Nella medesima prospettiva, è stato di recente precisato (Sez. 5, n. 40274 del 05/10/2021, Rv. 282090) come la sola appartenenza all’organismo centrale di un’organizzazione criminale di stampo mafioso (nella specie cosa nostra), investita del potere di deliberare in ordine alla commissione dei cosiddetti “omicidi eccellenti”, pur costituendo un indizio rilevante, non ha, tuttavia, valenza dimostrativa univoca del contributo di ciascuno dei componenti alla realizzazione del reato-fine, essendo necessario che ciascuno di questi, informato in ordine alla delibera da assumere, presti il proprio consenso, anche tacito, alla pianificazione dello specifico reato (fattispecie relativa ad una strage in cui la partecipazione morale all’attentato stragista dell’appartenente all’organismo di vertice dell’associazione criminale era stata desunta dall’adesione silente prestata al momento deliberativo della strage da parte della “Commissione di fine anno“).
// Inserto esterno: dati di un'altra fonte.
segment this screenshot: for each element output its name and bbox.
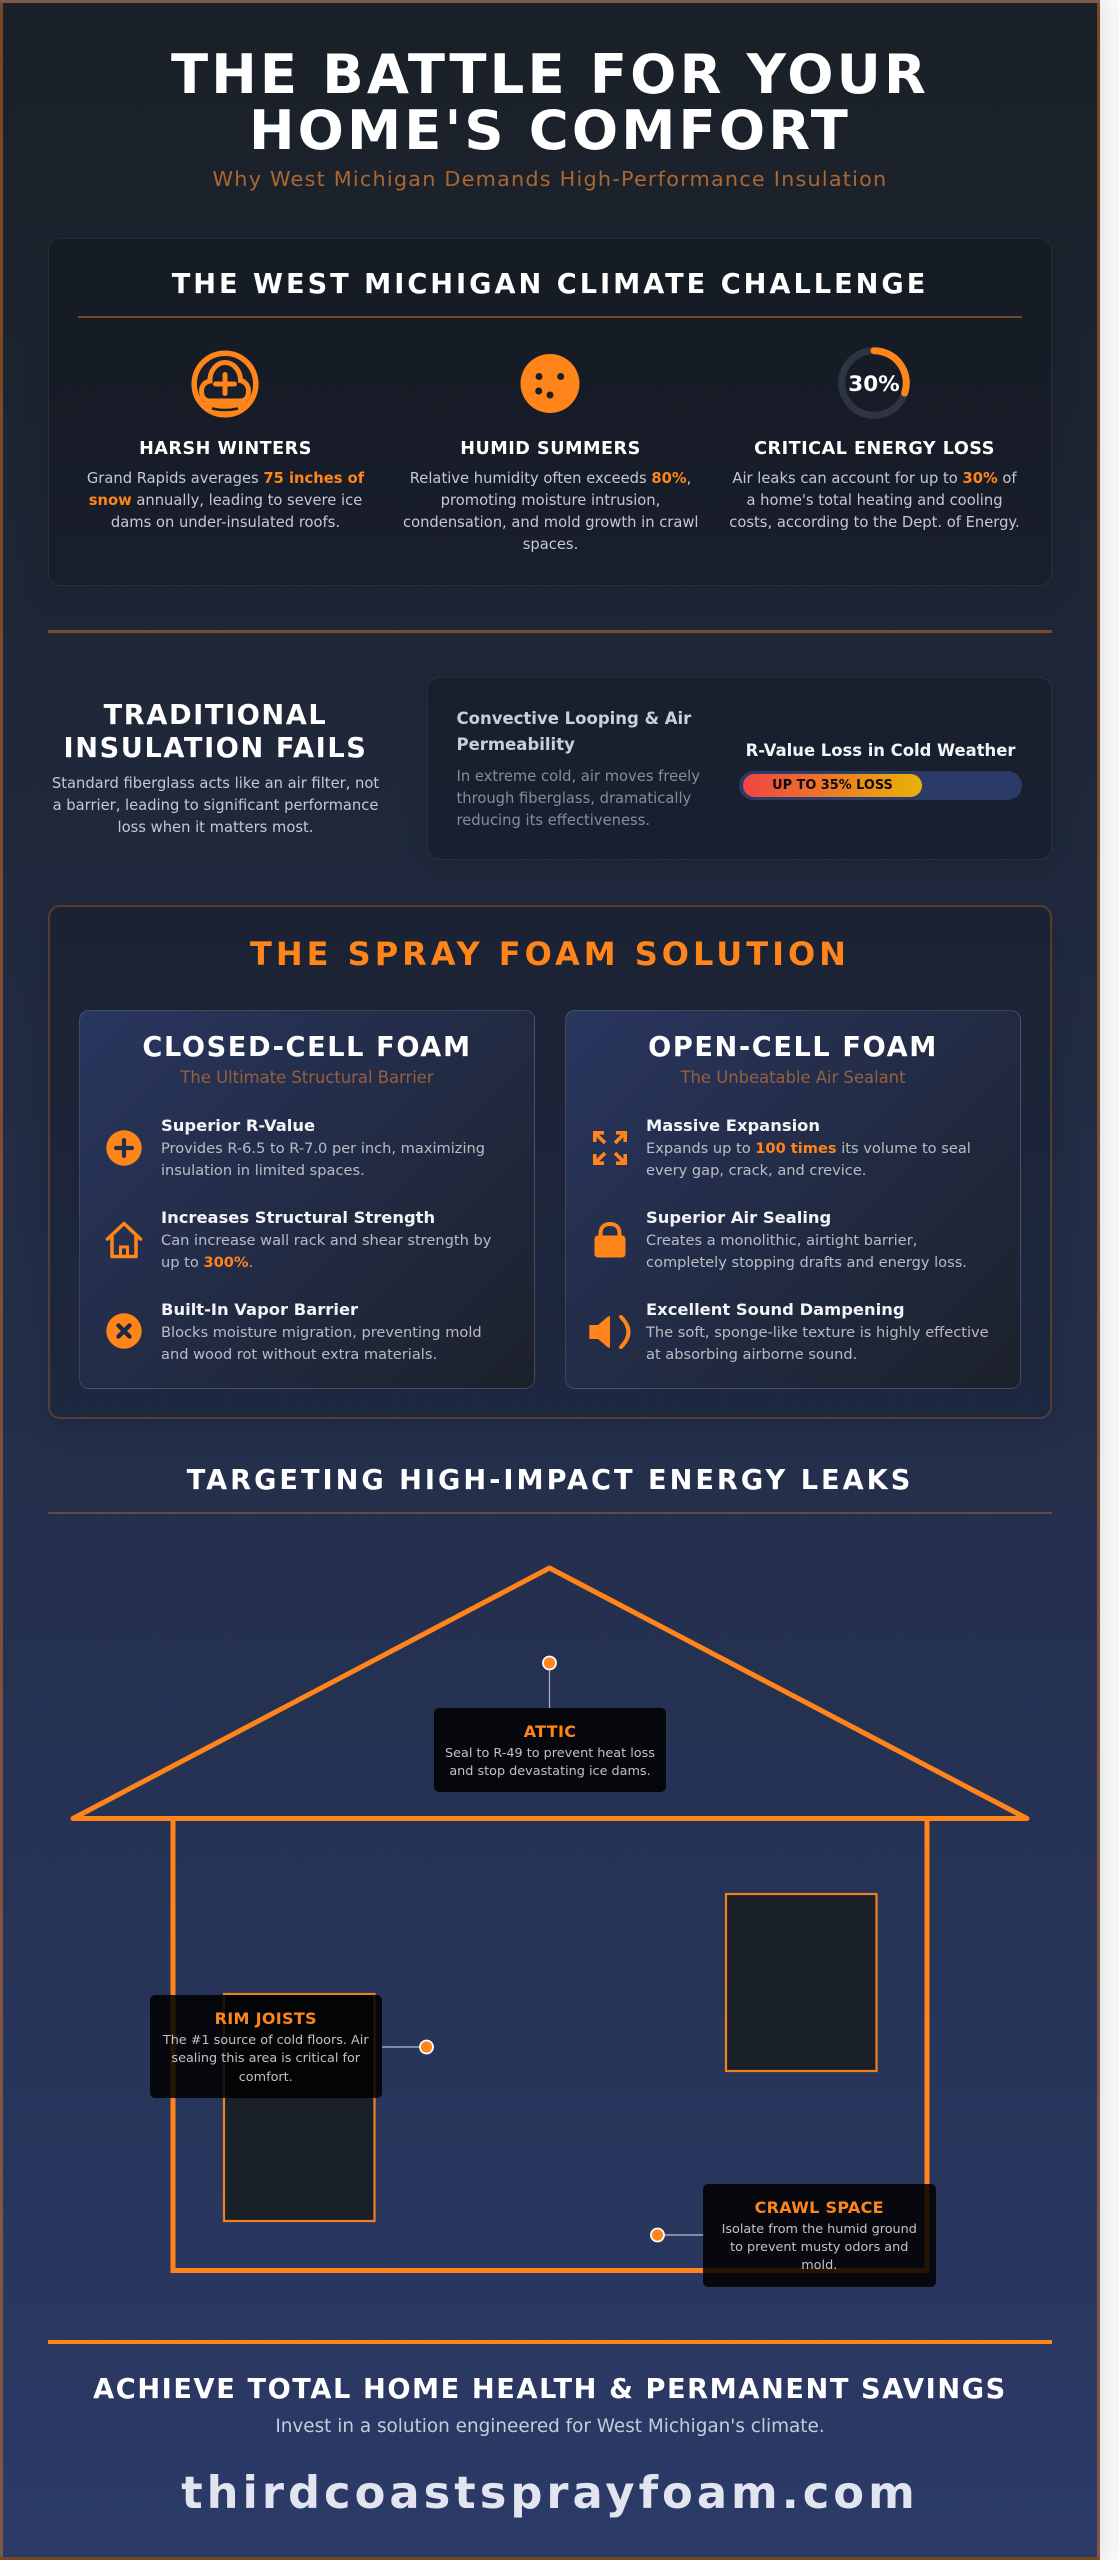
footer heading: ACHIEVE TOTAL HOME HEALTH & PERMANENT SAVINGS [93,2374,1007,2405]
feature text [161,1232,491,1271]
heading: Convective Looping & Air [456,709,691,728]
body text: reducing its effectiveness. [456,812,650,829]
feature: air sealing [594,1208,967,1271]
callout: attic [434,1708,666,1792]
feature: structural strength [106,1208,491,1271]
callout text: comfort. [239,2070,293,2085]
bar fill [743,774,922,797]
icon: plus circle [106,1130,142,1166]
title: HOME'S COMFORT [249,99,851,162]
feature text [646,1324,989,1362]
feature: massive expansion [593,1116,971,1179]
body text [87,470,364,531]
body text: In extreme cold, air moves freely [456,768,700,785]
left window [224,1994,374,2221]
body text [456,768,700,829]
feature text: and wood rot without extra materials. [161,1346,437,1362]
chart: r-value loss bar [739,741,1022,800]
right window [726,1894,876,2071]
feature text: insulation in limited spaces. [161,1162,365,1179]
heading: TRADITIONAL [104,700,327,731]
body text: a home's total heating and cooling [746,492,1003,509]
panel: convective looping [427,677,1052,860]
icon: lock [594,1222,626,1258]
feature text: Creates a monolithic, airtight barrier, [646,1232,917,1249]
house body [173,1818,927,2270]
feature title: Superior Air Sealing [646,1208,831,1227]
body text [52,775,379,836]
subheading: HUMID SUMMERS [460,439,641,459]
heading: climate challenge: THE WEST MICHIGAN CLIMATE CHALLENGE [172,269,928,300]
body text: loss when it matters most. [118,819,313,836]
icon: humidity circle [520,354,580,413]
heading: INSULATION FAILS [64,733,367,764]
callout text: Isolate from the humid ground [722,2222,917,2236]
panel subtitle: The Ultimate Structural Barrier [180,1068,434,1087]
panel: open-cell foam [565,1010,1021,1389]
feature title: Increases Structural Strength [161,1208,435,1227]
body text: condensation, and mold growth in crawl [403,514,698,531]
subheading: CRITICAL ENERGY LOSS [754,439,995,459]
heading: spray foam solution: THE SPRAY FOAM SOLUTION [250,935,850,973]
roof [73,1568,1027,1818]
feature text [161,1324,482,1362]
feature text: Can increase wall rack and shear strength by [161,1232,491,1249]
icon: x circle [106,1313,142,1349]
callout title: CRAWL SPACE [755,2198,884,2217]
chart label: R-Value Loss in Cold Weather [746,741,1015,760]
callout title: RIM JOISTS [215,2009,317,2028]
body text [403,470,698,553]
body text [729,470,1020,531]
body text: promoting moisture intrusion, [441,492,660,509]
callout text: mold. [801,2258,837,2273]
callout text [445,1746,655,1779]
icon: 30% ring [838,347,910,419]
feature: sound dampening [589,1300,989,1362]
feature title: Excellent Sound Dampening [646,1300,905,1318]
body text: a barrier, leading to significant performance [53,797,378,814]
callout: rim joists [150,1995,382,2098]
icon: snow cloud [191,350,259,418]
marker: attic [542,1656,557,1708]
feature text [646,1140,971,1179]
body text: costs, according to the Dept. of Energy. [729,514,1020,531]
panel: spray foam solution [48,905,1052,1419]
feature text: Expands up to 100 times its volume to seal [646,1140,971,1157]
feature title: Superior R-Value [161,1116,315,1135]
feature text: up to 300%. [161,1254,253,1271]
feature: vapor barrier [106,1300,482,1362]
icon: 30% ring: 30% [848,372,900,397]
feature: superior r-value [106,1116,485,1179]
feature text: at absorbing airborne sound. [646,1346,857,1362]
heading [64,700,367,764]
feature title: Built-In Vapor Barrier [161,1300,358,1318]
feature text [161,1140,485,1179]
callout title: ATTIC [524,1722,576,1741]
heading [456,709,692,754]
subtitle: Why West Michigan Demands High-Performance Insulation [213,167,887,191]
body text: Relative humidity often exceeds 80%, [410,470,691,487]
panel: closed-cell foam [79,1010,535,1389]
callout text: sealing this area is critical for [171,2051,360,2066]
heading: energy leaks: TARGETING HIGH-IMPACT ENERGY LEAKS [187,1465,913,1496]
body text: Air leaks can account for up to 30% of [732,470,1017,487]
callout: crawl space [703,2184,936,2287]
icon: expand arrows [593,1131,627,1165]
icon: speaker [589,1314,630,1350]
feature text: Blocks moisture migration, preventing mold [161,1324,482,1340]
text block: convective looping [456,709,700,829]
bar track [739,771,1022,800]
footer subtitle: Invest in a solution engineered for West Michigan's climate. [275,2416,825,2437]
icon: house [106,1222,142,1258]
website url: thirdcoastsprayfoam.com [181,2466,919,2519]
body text: snow annually, leading to severe ice [89,492,362,509]
panel subtitle: The Unbeatable Air Sealant [680,1068,906,1087]
body text: Standard fiberglass acts like an air filter, not [52,775,379,792]
heading: Permeability [456,735,575,754]
callout text [162,2033,369,2085]
callout text: Seal to R-49 to prevent heat loss [445,1746,655,1760]
title: THE BATTLE FOR YOUR [171,43,929,106]
text block: traditional insulation fails [52,700,379,836]
feature text: completely stopping drafts and energy loss. [646,1254,967,1271]
callout text: and stop devastating ice dams. [449,1764,651,1779]
column: humid summers [403,354,698,553]
body text: spaces. [523,536,578,553]
body text: through fiberglass, dramatically [456,790,691,807]
marker: rim joists [382,2040,434,2054]
feature title: Massive Expansion [646,1116,820,1135]
body text: Grand Rapids averages 75 inches of [87,470,364,487]
callout text [703,2220,936,2275]
footer [48,2340,1052,2525]
callout text: to prevent musty odors and [730,2240,908,2255]
column: harsh winters [87,350,364,531]
title [171,43,929,162]
feature text: Provides R-6.5 to R-7.0 per inch, maximizing [161,1140,485,1157]
panel: climate challenge [48,238,1052,586]
feature text: The soft, sponge-like texture is highly effective [646,1324,989,1340]
bar fill: UP TO 35% LOSS [772,778,893,793]
marker: crawl space [649,2226,704,2244]
column: critical energy loss [729,347,1020,531]
panel heading: CLOSED-CELL FOAM [142,1032,472,1063]
feature text: every gap, crack, and crevice. [646,1162,866,1179]
feature text [646,1232,967,1271]
callout text: The #1 source of cold floors. Air [163,2033,369,2048]
body text: dams on under-insulated roofs. [111,514,340,531]
panel heading: OPEN-CELL FOAM [648,1032,938,1063]
subheading: HARSH WINTERS [139,439,312,459]
header [171,43,929,191]
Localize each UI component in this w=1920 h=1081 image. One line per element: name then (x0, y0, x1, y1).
Nel solco di una interpretazione costituzionalmente orientata verso un ‘diritto penale del fatto’, e non dell'”autore’, va ribadito il principio secondo cui, in tema di associazione di tipo mafioso, la mera “contiguità compiacente”, così come la “vicinanza” o “disponibilità” nei riguardi di singoli esponenti, anche di spicco, del sodalizio, non costituiscono comportamenti sufficienti ad integrare la condotta di partecipazione all’organizzazione, ove non sia dimostrato che l’asserita vicinanza a soggetti mafiosi si sia tradotta in un vero e proprio contributo, avente effettiva rilevanza causale, ai fini della conservazione o del rafforzamento della consorteria (Sez. 6, n. 40746 del 24/06/2016, Rv. 268325; Sez. 1, n. 25799 del 08/01/2015, Rv. 263953).